Caricature antisémite: le PS se mord la queue, par Patrick Sessler

Caricature antisémite: le PS se mord la queue, par Patrick Sessler

Caricature antisémite publiée par le PS

Merry Hermanus, ancienne figure importante du PS à Bruxelles, ancien protagoniste de l’affaire Agusta et habitué des cours et tribunaux sait que sa carrière politico-judiciaire est derrière lui et ne se sent plus dès lors tenu à quelque loi du silence que ce soit. Rien de plus intéressant et de plus instructif pour l’observateur de la chose publique que d’écouter un socialiste qui n’a plus rien à perdre.

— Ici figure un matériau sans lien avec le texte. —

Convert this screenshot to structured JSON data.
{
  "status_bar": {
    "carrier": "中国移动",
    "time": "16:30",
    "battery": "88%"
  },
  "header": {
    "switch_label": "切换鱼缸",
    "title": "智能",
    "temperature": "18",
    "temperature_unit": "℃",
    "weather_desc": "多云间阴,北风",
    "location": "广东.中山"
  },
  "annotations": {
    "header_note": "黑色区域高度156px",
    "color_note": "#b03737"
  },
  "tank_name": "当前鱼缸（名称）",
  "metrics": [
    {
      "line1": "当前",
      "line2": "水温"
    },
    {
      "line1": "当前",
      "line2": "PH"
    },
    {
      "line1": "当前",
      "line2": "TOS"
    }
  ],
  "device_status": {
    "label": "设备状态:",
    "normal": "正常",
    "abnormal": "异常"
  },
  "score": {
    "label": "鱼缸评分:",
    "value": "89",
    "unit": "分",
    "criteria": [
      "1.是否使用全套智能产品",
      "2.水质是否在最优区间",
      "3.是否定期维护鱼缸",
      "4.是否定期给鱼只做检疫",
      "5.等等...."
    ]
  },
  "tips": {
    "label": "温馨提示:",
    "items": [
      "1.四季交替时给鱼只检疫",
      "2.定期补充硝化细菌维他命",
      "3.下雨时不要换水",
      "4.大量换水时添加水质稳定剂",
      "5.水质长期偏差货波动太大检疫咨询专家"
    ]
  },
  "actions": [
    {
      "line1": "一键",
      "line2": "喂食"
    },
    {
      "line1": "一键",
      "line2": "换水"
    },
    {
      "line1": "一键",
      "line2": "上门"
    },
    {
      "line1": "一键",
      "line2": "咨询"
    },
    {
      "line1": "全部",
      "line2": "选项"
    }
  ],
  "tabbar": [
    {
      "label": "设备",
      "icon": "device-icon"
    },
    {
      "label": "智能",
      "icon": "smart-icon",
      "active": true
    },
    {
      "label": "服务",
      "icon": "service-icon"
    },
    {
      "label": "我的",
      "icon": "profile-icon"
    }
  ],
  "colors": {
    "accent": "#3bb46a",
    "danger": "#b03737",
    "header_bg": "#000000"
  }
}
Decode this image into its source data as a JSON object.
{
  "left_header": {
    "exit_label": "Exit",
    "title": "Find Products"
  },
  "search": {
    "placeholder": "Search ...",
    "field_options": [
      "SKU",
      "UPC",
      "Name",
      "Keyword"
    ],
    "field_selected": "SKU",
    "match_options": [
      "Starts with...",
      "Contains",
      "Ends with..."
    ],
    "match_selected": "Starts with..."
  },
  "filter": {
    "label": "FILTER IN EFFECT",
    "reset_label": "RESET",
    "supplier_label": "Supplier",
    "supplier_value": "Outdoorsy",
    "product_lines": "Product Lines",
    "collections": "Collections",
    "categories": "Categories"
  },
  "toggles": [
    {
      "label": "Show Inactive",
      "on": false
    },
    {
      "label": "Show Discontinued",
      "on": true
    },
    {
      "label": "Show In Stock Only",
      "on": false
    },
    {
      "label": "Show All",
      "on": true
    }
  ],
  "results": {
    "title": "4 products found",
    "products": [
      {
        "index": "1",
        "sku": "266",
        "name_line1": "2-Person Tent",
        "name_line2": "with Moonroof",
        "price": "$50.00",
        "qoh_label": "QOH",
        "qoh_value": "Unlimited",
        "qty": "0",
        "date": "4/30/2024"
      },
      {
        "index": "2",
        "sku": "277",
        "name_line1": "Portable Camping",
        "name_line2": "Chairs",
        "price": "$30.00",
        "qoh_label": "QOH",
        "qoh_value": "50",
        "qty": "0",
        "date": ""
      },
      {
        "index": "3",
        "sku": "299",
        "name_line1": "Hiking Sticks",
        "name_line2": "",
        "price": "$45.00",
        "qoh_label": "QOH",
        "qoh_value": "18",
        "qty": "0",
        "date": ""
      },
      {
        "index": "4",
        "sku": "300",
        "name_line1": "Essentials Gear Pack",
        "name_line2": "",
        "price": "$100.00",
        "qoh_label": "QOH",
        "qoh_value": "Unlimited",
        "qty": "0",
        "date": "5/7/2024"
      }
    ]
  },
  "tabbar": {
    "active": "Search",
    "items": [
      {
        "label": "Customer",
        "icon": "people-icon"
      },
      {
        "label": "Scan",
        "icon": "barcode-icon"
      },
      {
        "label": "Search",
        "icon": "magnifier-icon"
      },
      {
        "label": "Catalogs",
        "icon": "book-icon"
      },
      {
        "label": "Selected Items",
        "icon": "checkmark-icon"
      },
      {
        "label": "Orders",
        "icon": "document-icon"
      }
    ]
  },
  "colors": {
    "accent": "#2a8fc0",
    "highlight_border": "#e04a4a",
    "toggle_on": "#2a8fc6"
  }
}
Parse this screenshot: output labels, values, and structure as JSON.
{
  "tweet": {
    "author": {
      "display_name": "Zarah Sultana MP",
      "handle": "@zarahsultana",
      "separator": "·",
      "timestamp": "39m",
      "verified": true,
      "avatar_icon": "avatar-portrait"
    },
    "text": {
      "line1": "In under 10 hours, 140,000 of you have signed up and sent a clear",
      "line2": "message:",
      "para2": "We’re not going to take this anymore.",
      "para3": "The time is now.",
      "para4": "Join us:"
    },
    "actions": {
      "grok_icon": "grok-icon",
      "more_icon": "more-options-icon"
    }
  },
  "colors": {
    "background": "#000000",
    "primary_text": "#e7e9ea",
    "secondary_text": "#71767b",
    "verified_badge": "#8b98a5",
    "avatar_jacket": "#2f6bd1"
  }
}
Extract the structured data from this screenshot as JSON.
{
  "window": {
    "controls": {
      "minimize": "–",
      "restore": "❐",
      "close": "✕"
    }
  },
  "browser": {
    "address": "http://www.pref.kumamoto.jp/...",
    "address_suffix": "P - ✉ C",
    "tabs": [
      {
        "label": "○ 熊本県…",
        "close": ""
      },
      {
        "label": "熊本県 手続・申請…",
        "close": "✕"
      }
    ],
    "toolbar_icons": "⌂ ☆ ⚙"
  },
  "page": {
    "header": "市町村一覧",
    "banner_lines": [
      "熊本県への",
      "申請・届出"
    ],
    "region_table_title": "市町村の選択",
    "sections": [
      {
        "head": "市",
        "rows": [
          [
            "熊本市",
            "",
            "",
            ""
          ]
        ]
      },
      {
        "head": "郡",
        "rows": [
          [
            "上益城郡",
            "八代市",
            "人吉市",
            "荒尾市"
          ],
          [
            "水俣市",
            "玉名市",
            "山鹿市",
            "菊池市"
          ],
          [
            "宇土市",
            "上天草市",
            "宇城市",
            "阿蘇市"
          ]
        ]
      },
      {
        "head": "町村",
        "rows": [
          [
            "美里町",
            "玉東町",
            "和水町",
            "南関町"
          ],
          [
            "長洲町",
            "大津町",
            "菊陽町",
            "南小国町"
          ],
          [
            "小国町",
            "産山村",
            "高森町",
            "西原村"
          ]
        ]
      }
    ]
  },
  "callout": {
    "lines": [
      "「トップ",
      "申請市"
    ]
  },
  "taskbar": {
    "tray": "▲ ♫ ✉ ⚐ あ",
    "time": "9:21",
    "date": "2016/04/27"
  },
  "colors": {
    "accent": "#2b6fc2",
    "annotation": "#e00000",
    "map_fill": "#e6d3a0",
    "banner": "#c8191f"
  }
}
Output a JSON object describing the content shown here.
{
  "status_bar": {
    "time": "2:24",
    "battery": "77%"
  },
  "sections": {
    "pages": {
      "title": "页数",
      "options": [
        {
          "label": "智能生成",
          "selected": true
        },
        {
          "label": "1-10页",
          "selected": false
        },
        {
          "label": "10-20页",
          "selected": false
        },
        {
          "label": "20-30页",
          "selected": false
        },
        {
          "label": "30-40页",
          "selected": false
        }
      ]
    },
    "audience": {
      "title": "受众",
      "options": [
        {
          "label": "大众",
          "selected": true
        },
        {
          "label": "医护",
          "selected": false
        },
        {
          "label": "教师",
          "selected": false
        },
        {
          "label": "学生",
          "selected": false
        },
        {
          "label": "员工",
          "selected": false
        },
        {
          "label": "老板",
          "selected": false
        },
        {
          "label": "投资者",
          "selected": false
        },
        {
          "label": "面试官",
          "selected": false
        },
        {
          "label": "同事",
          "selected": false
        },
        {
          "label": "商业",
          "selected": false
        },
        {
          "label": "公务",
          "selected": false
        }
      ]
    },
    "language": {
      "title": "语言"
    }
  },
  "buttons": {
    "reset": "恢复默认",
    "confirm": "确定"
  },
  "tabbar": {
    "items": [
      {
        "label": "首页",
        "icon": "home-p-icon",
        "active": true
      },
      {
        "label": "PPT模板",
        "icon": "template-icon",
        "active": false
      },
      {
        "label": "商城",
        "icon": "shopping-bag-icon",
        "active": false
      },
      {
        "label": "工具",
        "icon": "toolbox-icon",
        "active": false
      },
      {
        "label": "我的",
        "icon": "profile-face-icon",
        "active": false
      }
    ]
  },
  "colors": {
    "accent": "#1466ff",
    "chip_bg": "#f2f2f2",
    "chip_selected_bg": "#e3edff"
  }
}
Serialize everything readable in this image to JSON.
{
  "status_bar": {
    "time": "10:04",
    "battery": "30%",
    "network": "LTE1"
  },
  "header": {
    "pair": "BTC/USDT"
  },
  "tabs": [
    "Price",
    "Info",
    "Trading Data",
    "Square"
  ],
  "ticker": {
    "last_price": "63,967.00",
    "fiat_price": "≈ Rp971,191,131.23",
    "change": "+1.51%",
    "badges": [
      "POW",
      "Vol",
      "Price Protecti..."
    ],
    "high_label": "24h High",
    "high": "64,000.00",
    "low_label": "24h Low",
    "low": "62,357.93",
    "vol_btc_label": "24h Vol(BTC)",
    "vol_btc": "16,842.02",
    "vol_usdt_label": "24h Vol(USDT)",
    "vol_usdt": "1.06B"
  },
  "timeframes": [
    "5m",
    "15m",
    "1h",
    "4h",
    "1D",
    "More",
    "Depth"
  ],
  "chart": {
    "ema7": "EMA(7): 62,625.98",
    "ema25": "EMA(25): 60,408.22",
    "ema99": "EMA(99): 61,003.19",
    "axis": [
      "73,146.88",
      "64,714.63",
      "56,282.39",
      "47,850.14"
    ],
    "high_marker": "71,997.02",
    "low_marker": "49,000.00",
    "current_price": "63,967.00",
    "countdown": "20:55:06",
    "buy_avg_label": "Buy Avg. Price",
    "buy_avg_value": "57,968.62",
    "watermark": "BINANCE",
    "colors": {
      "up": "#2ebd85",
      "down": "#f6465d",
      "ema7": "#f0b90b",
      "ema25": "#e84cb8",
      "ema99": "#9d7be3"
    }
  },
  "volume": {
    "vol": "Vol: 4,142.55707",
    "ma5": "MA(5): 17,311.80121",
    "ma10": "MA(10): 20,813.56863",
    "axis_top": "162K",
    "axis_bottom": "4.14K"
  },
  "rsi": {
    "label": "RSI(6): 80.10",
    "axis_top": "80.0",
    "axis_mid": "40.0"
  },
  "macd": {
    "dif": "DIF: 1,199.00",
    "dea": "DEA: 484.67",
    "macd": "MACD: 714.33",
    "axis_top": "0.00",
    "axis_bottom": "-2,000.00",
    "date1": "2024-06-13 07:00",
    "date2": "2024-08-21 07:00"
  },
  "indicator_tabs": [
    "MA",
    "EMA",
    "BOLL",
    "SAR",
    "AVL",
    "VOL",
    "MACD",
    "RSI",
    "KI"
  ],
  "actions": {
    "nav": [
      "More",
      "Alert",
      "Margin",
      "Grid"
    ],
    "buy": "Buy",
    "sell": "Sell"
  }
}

Le sang d’Hermanus n’a fait qu’un tour lorsqu’il a vu le dessin qui devait illustrer un débat organisé par le PS à Molenbeek-Saint-Jean.

Il s’agissait d’une caricature littéralement antisémite directement inspirée par les productions allemandes en la matière dans les années 30 et 40. Le bonhomme Hermanus se déclare sidéré et le dit sur son blog et dans une interview au Vif-L’Express: «Nous avons été incapables de transmettre nos valeurs. Nous avons magnifiquement réussi à défendre les populations défavorisées issues de l’immigration mais nous n’avons pas transmis nos valeurs. Elles sont restées étrangères à une grande partie des populations immigrées sans lesquelles le PS serait réduit à 8 ou 9% de l’électorat bruxellois. Nous en sommes devenus prisonniers. Quand je suis revenu au Parti socialiste au début des années 70, il y avait 30 000 militants. Combien sont-ils aujourd’hui ? Il n’y en a pas 4000. C’est une vraie difficulté car les militants étaient des éveilleurs de conscience, des passeurs de mémoire, l’école où se formaient les futurs cadres du parti. Aujourd’hui, entre la superstructure qui dirige tout et les électeurs, il n’y a plus rien. Dès lors, qui contrôle culturellement les électeurs ?».

 Décodons ce morceau d’anthologie :

1)  Le PS s’est donné beaucoup de mal pour «défendre les populations défavorisées issues de l’immigration» en pensant s’adjuger les voix d’un sous-prolétariat manipulable à merci, qui devait être éternellement reconnaissant au grand parti de gauche sans jamais revendiquer quoi que ce soit et qui se garderait bien de mettre en avant leurs haines séculaires.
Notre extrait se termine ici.